My concern is that decision support systems in development may easily include a hundred or more alerts. Presumably many will be helpful, but others may not. It would therefore seem reasonable to expect most decision support systems and alerts to undergo formal testing, just as we would expect any other drug or device to be properly validated. I congratulate Kheterpal et al. on formally testing their system.
Decision support significantly reduced the amount of hypotension, fluid administration, and tidal volume—but by amounts that were probably not clinically important. Consequently, there were no significant differences in predefined substantive outcomes, including myocardial and kidney injury, mortality, or duration of hospitalization. AlertWatch guidance, which may have been considered beneficial, in fact had little effect even on mediators, and no apparent effect on outcomes. The study of Kheterpal et al. is therefore an excellent example of why it is important to specifically test decision support alerts and guidance systems.
Lack of apparent outcome benefit does not necessarily mean that the system is useless. Indeed, it elegantly presents physiologic data in ways that may help clinicians manage subtle aspects of anesthesia that benefit patients, despite unchanged “hard” outcomes. However, these putative explanations remain to be confirmed. It is also possible that clinicians failed to respond appropriately to the guidance provided and will get more value from the system when they have greater experience with it.
In summary, Kheterpal et al. tested a decision support system with alerts that many would consider obviously beneficial. In fact, the guidance provided only modest benefit, which supports my assertion that alerts should be formally tested—just like other medical interventions. As with any drug or device, a variety of study approaches can be used. The easiest and most obvious, a before-and-after comparison, is the weakest design and should generally be avoided. Contemporaneous observational studies are better, but may be potentially weakened by selection bias.

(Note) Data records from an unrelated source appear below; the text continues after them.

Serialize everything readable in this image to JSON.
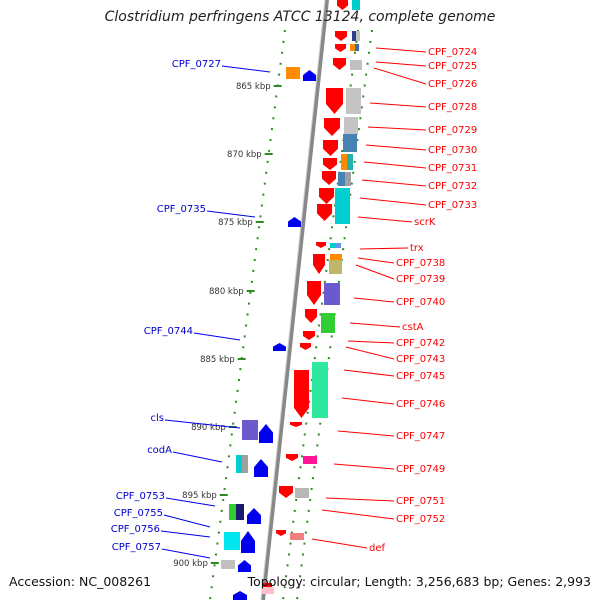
{
  "title": "Clostridium perfringens ATCC 13124, complete genome",
  "footer": {
    "accession": "Accession: NC_008261",
    "summary": "Topology: circular; Length: 3,256,683 bp; Genes: 2,993"
  },
  "colors": {
    "reverse_strand": "#ff0000",
    "forward_strand": "#0000ee",
    "backbone": "#888888",
    "ruler": "#2e8b22"
  },
  "ticks": [
    "865 kbp",
    "870 kbp",
    "875 kbp",
    "880 kbp",
    "885 kbp",
    "890 kbp",
    "895 kbp",
    "900 kbp"
  ],
  "genes_left": [
    "CPF_0727",
    "CPF_0735",
    "CPF_0744",
    "cls",
    "codA",
    "CPF_0753",
    "CPF_0755",
    "CPF_0756",
    "CPF_0757"
  ],
  "genes_right": [
    "CPF_0724",
    "CPF_0725",
    "CPF_0726",
    "CPF_0728",
    "CPF_0729",
    "CPF_0730",
    "CPF_0731",
    "CPF_0732",
    "CPF_0733",
    "scrK",
    "trx",
    "CPF_0738",
    "CPF_0739",
    "CPF_0740",
    "cstA",
    "CPF_0742",
    "CPF_0743",
    "CPF_0745",
    "CPF_0746",
    "CPF_0747",
    "CPF_0749",
    "CPF_0751",
    "CPF_0752",
    "def"
  ]
}
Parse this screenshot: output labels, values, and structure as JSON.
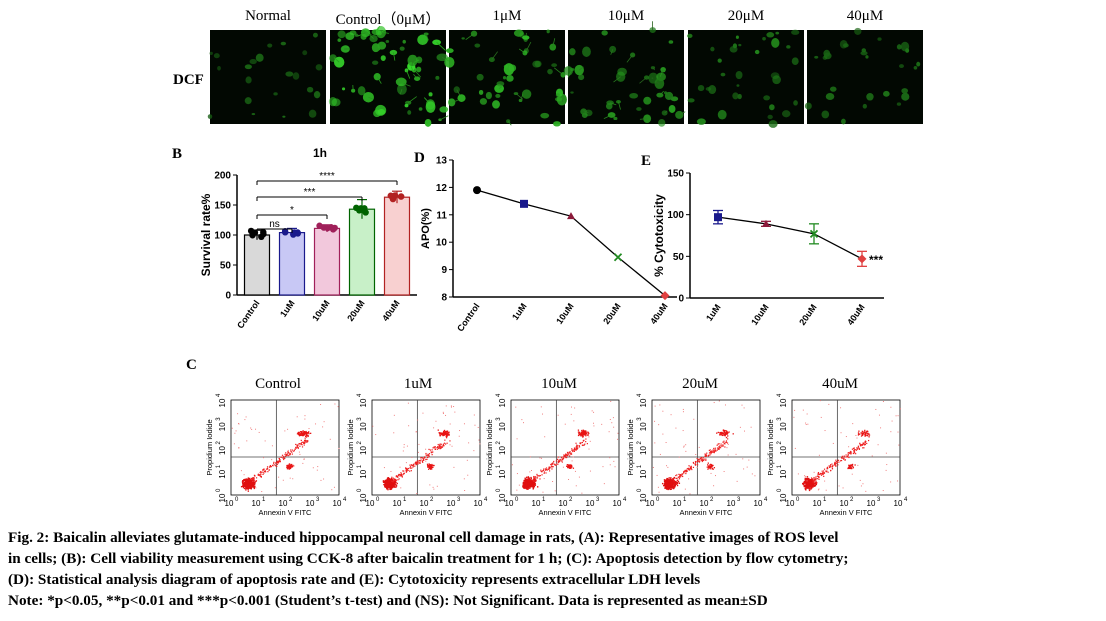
{
  "panel_a": {
    "row_label": "DCF",
    "images": [
      {
        "title": "Normal",
        "intensity": 0.25,
        "cells": 22
      },
      {
        "title": "Control（0μM）",
        "intensity": 1.0,
        "cells": 60
      },
      {
        "title": "1μM",
        "intensity": 0.8,
        "cells": 45
      },
      {
        "title": "10μM",
        "intensity": 0.65,
        "cells": 40
      },
      {
        "title": "20μM",
        "intensity": 0.45,
        "cells": 34
      },
      {
        "title": "40μM",
        "intensity": 0.35,
        "cells": 28
      }
    ]
  },
  "panel_b": {
    "letter": "B"
  },
  "panel_c": {
    "letter": "C",
    "plots": [
      {
        "title": "Control"
      },
      {
        "title": "1uM"
      },
      {
        "title": "10uM"
      },
      {
        "title": "20uM"
      },
      {
        "title": "40uM"
      }
    ],
    "xlabel": "Annexin V FITC",
    "ylabel": "Propidium Iodide",
    "ticks": [
      "10",
      "10",
      "10",
      "10",
      "10"
    ],
    "tick_exps": [
      "0",
      "1",
      "2",
      "3",
      "4"
    ]
  },
  "panel_d": {
    "letter": "D"
  },
  "panel_e": {
    "letter": "E"
  },
  "chart_data": [
    {
      "id": "B",
      "type": "bar",
      "title": "1h",
      "xlabel": "",
      "ylabel": "Survival rate%",
      "categories": [
        "Control",
        "1uM",
        "10uM",
        "20uM",
        "40uM"
      ],
      "values": [
        100,
        104,
        111,
        143,
        163
      ],
      "errors": [
        8,
        7,
        6,
        16,
        10
      ],
      "colors": [
        "#d9d9d9",
        "#c8c8f5",
        "#f2c8dc",
        "#c8f0c8",
        "#f8d0d0"
      ],
      "point_colors": [
        "#000000",
        "#1a1a8c",
        "#a0205a",
        "#006400",
        "#b22222"
      ],
      "ylim": [
        0,
        200
      ],
      "yticks": [
        0,
        50,
        100,
        150,
        200
      ],
      "significance": [
        {
          "label": "ns",
          "from": 0,
          "to": 1
        },
        {
          "label": "*",
          "from": 0,
          "to": 2
        },
        {
          "label": "***",
          "from": 0,
          "to": 3
        },
        {
          "label": "****",
          "from": 0,
          "to": 4
        }
      ]
    },
    {
      "id": "D",
      "type": "line",
      "title": "",
      "xlabel": "",
      "ylabel": "APO(%)",
      "categories": [
        "Control",
        "1uM",
        "10uM",
        "20uM",
        "40uM"
      ],
      "values": [
        11.9,
        11.4,
        10.95,
        9.45,
        8.05
      ],
      "marker_colors": [
        "#000000",
        "#1a1a8c",
        "#8b1a3a",
        "#228b22",
        "#e04040"
      ],
      "ylim": [
        8,
        13
      ],
      "yticks": [
        8,
        9,
        10,
        11,
        12,
        13
      ]
    },
    {
      "id": "E",
      "type": "line",
      "title": "",
      "xlabel": "",
      "ylabel": "% Cytotoxicity",
      "categories": [
        "1uM",
        "10uM",
        "20uM",
        "40uM"
      ],
      "values": [
        97,
        89,
        77,
        47
      ],
      "errors": [
        8,
        3,
        12,
        9
      ],
      "marker_colors": [
        "#1a1a8c",
        "#8b1a3a",
        "#228b22",
        "#e04040"
      ],
      "annotation": "***",
      "ylim": [
        0,
        150
      ],
      "yticks": [
        0,
        50,
        100,
        150
      ]
    }
  ],
  "caption": {
    "line1": "Fig. 2: Baicalin alleviates glutamate-induced hippocampal neuronal cell damage in rats, (A): Representative images of ROS level",
    "line2": "in cells; (B): Cell viability measurement using CCK-8 after baicalin treatment for 1 h; (C): Apoptosis detection by flow cytometry;",
    "line3": "(D): Statistical analysis diagram of apoptosis rate and (E): Cytotoxicity represents extracellular LDH levels",
    "line4": "Note: *p<0.05, **p<0.01 and ***p<0.001 (Student’s t-test) and (NS): Not Significant. Data is represented as mean±SD"
  }
}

Alternating intervention designs is easier, faster, and much less expensive than conventional randomized trials. They require waived consent, but nonstandard “obviously beneficial” optional guidance is a strong basis for waived consent since routine monitoring will not be denied, patients are likely to benefit, and clinicians remain firmly in charge of care decisions. Randomized trials provide a high level of internal validity, but will often be too challenging to allow for routine testing of novel decision support systems. However, any study is better than uncritically accepting novel decision support systems under the assumption that they must be beneficial.
The author is not supported by, nor maintains any financial interest in, any commercial activity that may be associated with the topic of this article.